In 535 he was sent to Rome, as legate of a great African national synod of two hundred and seventeen bishops, to consult Pope Agapetus I (535-6) about a number of questions (Harduin, II, 1154; Mansi, VIII, 808). Like most north Africans he was vehemently opposed to Justinian's edict against the "Three Chapters" (544). He was frequently employed by the African bishops as their ambassador in the disputes that arose from that question. "Tired with the fatigue of traveling, and resting the mind a little from temporal cares" (according to the introduction to his book), he used his leisure to compose a summary history of the two great heresies of the preceding century. His object in writing it was avowedly to show how misjudged the emperor's condemnation of the Three Chapters was. The work is called Breviarium causae Nestorianorum et Eutychianorum ("A Short Account of the Affair of the Nestorians and Eutychians"), most often simply the Breviarium of Liberatus.

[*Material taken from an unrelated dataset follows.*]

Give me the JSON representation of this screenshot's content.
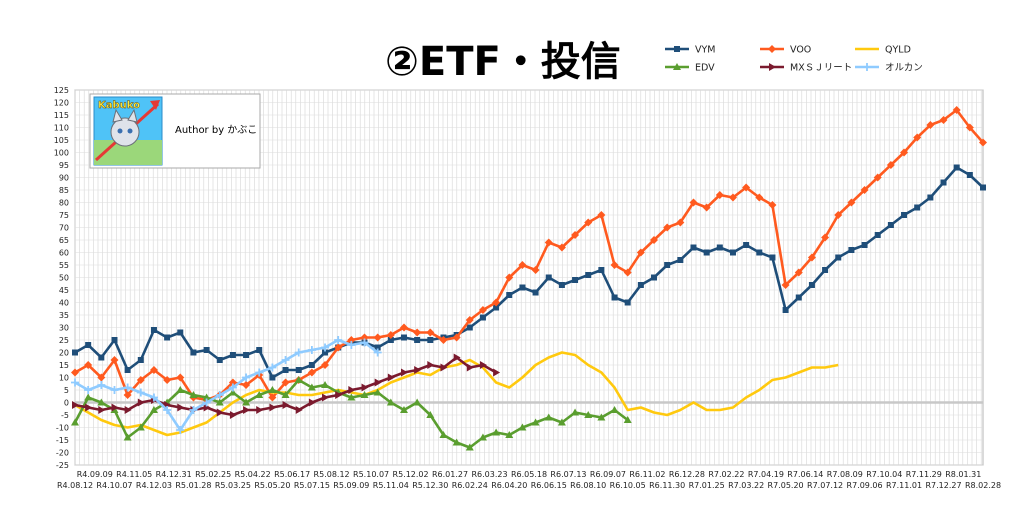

The Breviarium begins with the ordination of Nestorius (428) and ends with the Fifth Ecumenical Council. From the fact that the author mentions Patriarch Theodosius I of Alexandria as being still alive, it is evident that it was written before 567, the year that Theodosius died. On the other hand, Liberatus records the death of Pope Vigilius (June 555). His authorities are the Historia tripartita of Cassiodorus, acts of synods, and letters of contemporary Fathers. In spite of Liberatus's controversial purpose and his indignation against Monophysites and all of those involved in the condemnation of the Three Chapters, his short history is well and fairly written. It forms an important document for the history of these movements.